Podophilia is apparently the most common form of fetish. And that's understandable: for what man doesn't - to a greater or lesser degree - desire to touch, kiss, or in some manner modify the feet of his beloved?
(This modification might involve the simple joy of painting toe nails, or the rather more complex procedure of binding that the Chinese practised for many centuries in an attempt to cultivate the golden lotus.)
Clearly, therefore, podophilia very often has an aesthetic component. But it's not always about sex. Indeed, many a masochist wishes for nothing more than to find suprasensual satisfaction at the feet of a woman in submission, with no expectation or desire for a happy ending. We see this illustrated in Lawrence's novella The Ladybird.
Returning home after having been badly injured at the front during the Great War, Basil greets his wife, Daphne, with a mixture of nervousness and a will to worship:
"He suddenly knelt at her feet, and kissed the toe of her slipper, and kissed the instep, and kissed the ankle in the thin black stocking.
... 'I knew if I had to kneel, it was before you. I knew you were divine ... I knew I was your slave. I knew. It has all been just a long initiation. I had to learn how to worship you.'
He kissed her feet again and again, without the slightest self-consciousness, or the slightest misgiving. Then he went back to the sofa, and sat there looking at her, saying:
'It isn't love, it is worship. Love between me and you will be a sacrament, Daphne. That's what I had to learn. You are beyond me. A mystery to me. My God, how great it all is. How marvellous!'"
- D. H. Lawrence, The Ladybird, ed. Dieter Mehl, (CUP, 1992), p. 193.
Naturally enough, Daphne was a little frightened and somewhat horrified by this declaration. But she was also a little thrilled and flattered and "really felt she could glow white and fill the universe like the moon", inflated with the grandeur of her own pale power over the man who adored her rather than just amorously desired her. She was ready to assume the pedestal upon which he wished to place her and accept him as her devotee.

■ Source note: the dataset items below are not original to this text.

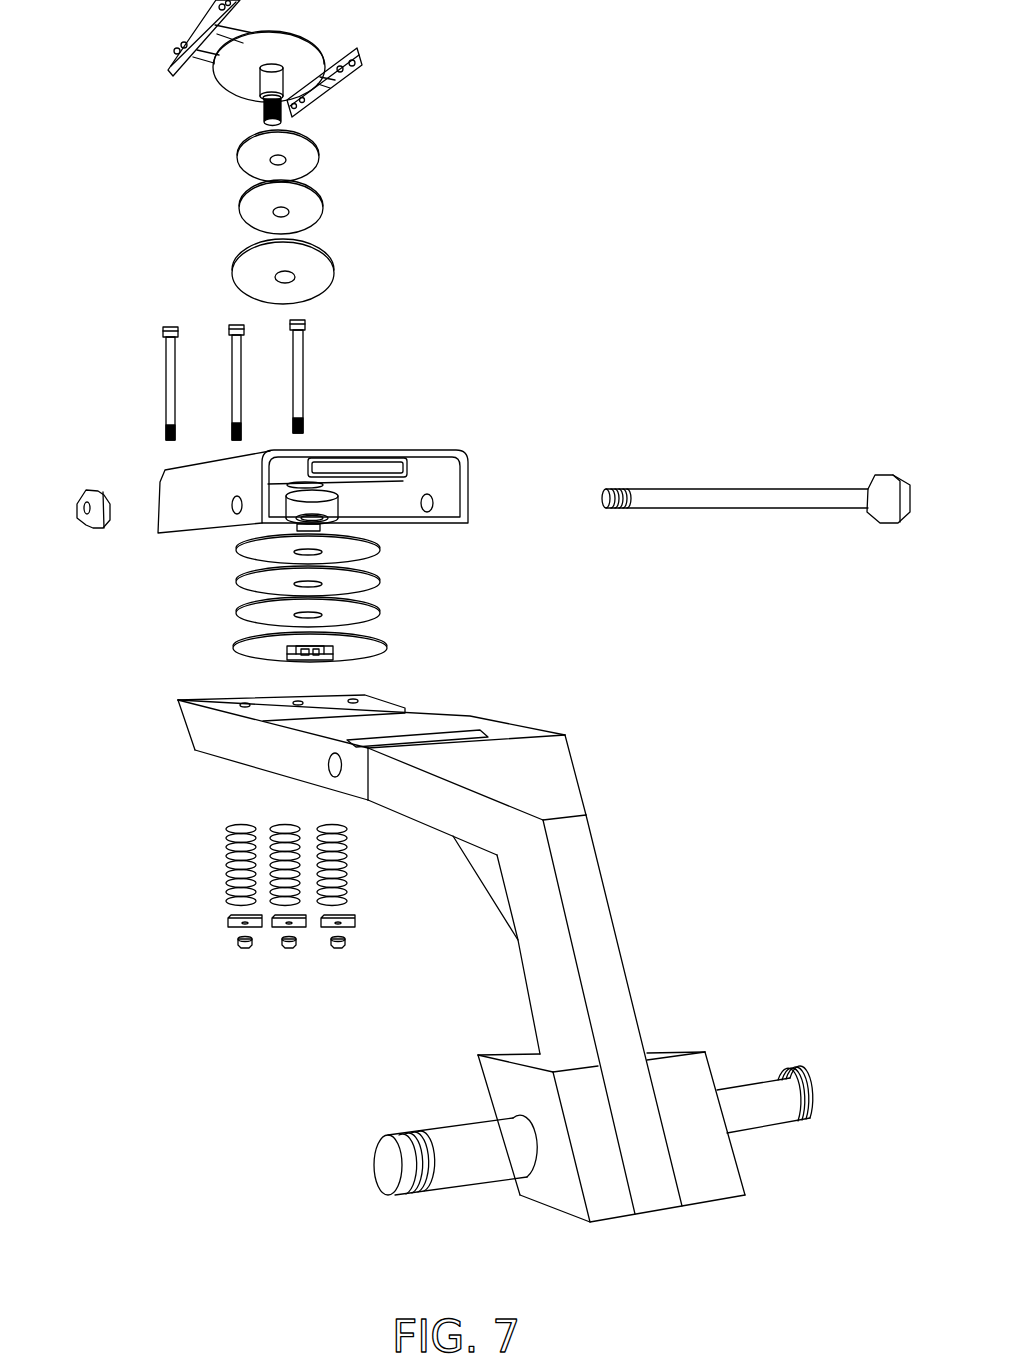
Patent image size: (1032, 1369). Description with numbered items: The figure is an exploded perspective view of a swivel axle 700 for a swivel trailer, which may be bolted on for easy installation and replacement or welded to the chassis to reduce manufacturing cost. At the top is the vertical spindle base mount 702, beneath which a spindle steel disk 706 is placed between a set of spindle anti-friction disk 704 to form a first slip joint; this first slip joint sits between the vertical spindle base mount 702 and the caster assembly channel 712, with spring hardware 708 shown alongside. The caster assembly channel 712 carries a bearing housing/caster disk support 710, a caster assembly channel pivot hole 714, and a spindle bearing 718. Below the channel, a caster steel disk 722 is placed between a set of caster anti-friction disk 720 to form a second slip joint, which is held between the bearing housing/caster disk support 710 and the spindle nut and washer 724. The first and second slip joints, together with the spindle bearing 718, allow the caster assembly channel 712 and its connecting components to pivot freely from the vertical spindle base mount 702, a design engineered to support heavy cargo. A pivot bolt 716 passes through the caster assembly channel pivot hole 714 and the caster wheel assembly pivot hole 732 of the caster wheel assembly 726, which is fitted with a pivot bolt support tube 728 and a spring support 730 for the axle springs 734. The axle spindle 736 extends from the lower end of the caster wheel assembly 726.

The swivel axle 700 is at (111, 39).
The vertical spindle base mount 702 is at (362, 60).
The set of spindle anti-friction disk 704 is at (346, 217).
The spindle steel disk 706 is at (242, 208).
The spring hardware 708 is at (203, 302).
The bearing housing/caster disk support 710 is at (367, 470).
The caster assembly channel 712 is at (457, 452).
The caster assembly channel pivot hole 714 is at (233, 507).
The pivot bolt 716 is at (773, 488).
The spindle bearing 718 is at (330, 505).
The set of caster anti-friction disk 720 is at (424, 580).
The caster steel disk 722 is at (237, 580).
The spindle nut and washer 724 is at (233, 648).
The caster wheel assembly 726 is at (565, 735).
The pivot bolt support tube 728 is at (422, 727).
The spring support 730 is at (232, 692).
The caster wheel assembly pivot hole 732 is at (330, 765).
The axle springs 734 is at (233, 810).
The axle spindle 736 is at (440, 1129).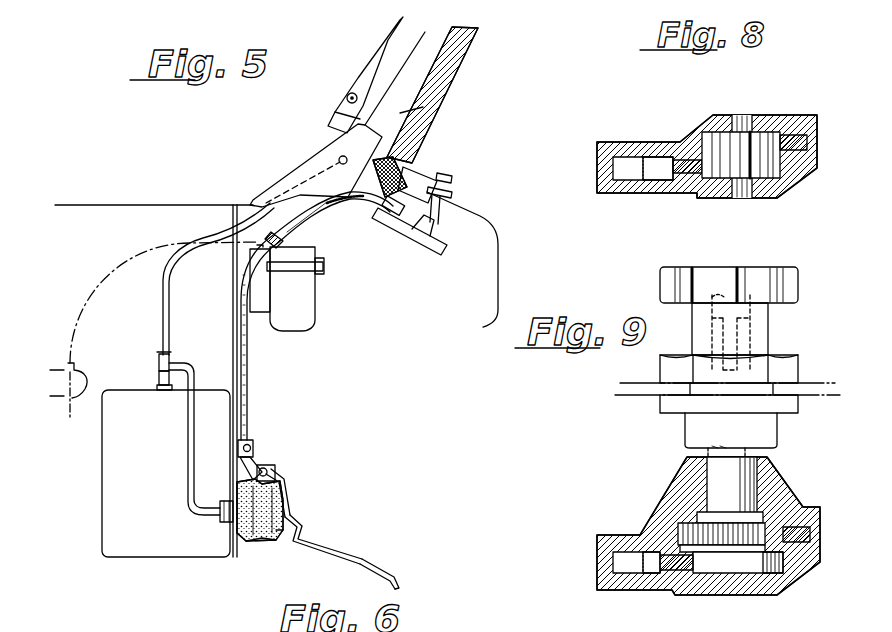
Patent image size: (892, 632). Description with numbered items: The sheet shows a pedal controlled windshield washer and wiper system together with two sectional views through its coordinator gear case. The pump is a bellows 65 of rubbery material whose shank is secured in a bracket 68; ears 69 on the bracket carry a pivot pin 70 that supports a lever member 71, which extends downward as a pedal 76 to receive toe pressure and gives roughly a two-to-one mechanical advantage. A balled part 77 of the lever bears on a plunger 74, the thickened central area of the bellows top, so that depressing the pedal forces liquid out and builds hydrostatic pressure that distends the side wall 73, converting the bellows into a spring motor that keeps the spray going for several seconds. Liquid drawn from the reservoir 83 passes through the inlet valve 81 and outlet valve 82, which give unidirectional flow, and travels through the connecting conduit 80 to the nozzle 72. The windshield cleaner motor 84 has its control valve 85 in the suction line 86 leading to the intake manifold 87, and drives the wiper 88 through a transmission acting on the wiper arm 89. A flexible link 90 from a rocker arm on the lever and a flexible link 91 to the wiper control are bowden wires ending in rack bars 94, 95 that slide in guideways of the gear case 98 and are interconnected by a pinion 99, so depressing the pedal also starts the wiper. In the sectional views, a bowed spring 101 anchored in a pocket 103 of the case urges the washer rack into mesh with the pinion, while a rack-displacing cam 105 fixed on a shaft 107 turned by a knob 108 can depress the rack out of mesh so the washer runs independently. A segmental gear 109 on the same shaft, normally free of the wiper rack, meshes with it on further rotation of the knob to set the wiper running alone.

In FIG. 5, the bellows 65 is at (251, 540).
In FIG. 5, the bracket 68 is at (261, 459).
In FIG. 5, the ears 69 is at (270, 470).
In FIG. 5, the pivot pin 70 is at (276, 473).
In FIG. 5, the lever member 71 is at (285, 486).
In FIG. 5, the nozzle 72 is at (338, 160).
In FIG. 5, the side wall 73 is at (269, 540).
In FIG. 5, the plunger 74 is at (279, 532).
In FIG. 5, the pedal 76 is at (364, 565).
In FIG. 5, the balled part 77 is at (291, 521).
In FIG. 5, the connecting conduit 80 is at (166, 291).
In FIG. 5, the inlet valve 81 is at (157, 380).
In FIG. 5, the outlet valve 82 is at (158, 356).
In FIG. 5, the reservoir 83 is at (160, 482).
In FIG. 5, the windshield cleaner motor 84 is at (278, 304).
In FIG. 5, the control valve 85 is at (272, 240).
In FIG. 5, the suction line 86 is at (120, 266).
In FIG. 5, the intake manifold 87 is at (70, 408).
In FIG. 5, the wiper 88 is at (452, 38).
In FIG. 5, the wiper arm 89 is at (347, 81).
In FIG. 5, the flexible link 90 is at (244, 471).
In FIG. 5, the flexible link 91 is at (390, 211).
In FIG. 8, the rack bar 94 is at (685, 162).
In FIG. 9, the rack bar 94 is at (674, 567).
In FIG. 8, the rack bar 95 is at (800, 148).
In FIG. 9, the rack bar 95 is at (810, 534).
In FIG. 5, the gear case 98 is at (432, 248).
In FIG. 8, the gear case 98 is at (818, 125).
In FIG. 9, the gear case 98 is at (811, 507).
In FIG. 8, the pinion 99 is at (758, 143).
In FIG. 8, the bowed spring 101 is at (655, 177).
In FIG. 9, the bowed spring 101 is at (648, 558).
In FIG. 8, the pocket 103 is at (623, 163).
In FIG. 9, the pocket 103 is at (620, 563).
In FIG. 9, the rack-displacing cam 105 is at (765, 563).
In FIG. 9, the shaft 107 is at (713, 477).
In FIG. 5, the knob 108 is at (444, 176).
In FIG. 9, the knob 108 is at (710, 270).
In FIG. 9, the segmental gear 109 is at (723, 537).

But of course, this comes at a price: Daphne gains a worshipper, but loses a husband. For eventually Basil's interest in her as a flesh-and-blood woman fades; the excitement of physical desire leaves him just as he imagines himself closer to her than ever, spiritually speaking.
Ultimately, you can't fuck the one you idealise; to even think of doing so becomes a kind of desecration. And that's the great danger or the transsexual consummation of fetishism, depending on how you view these things.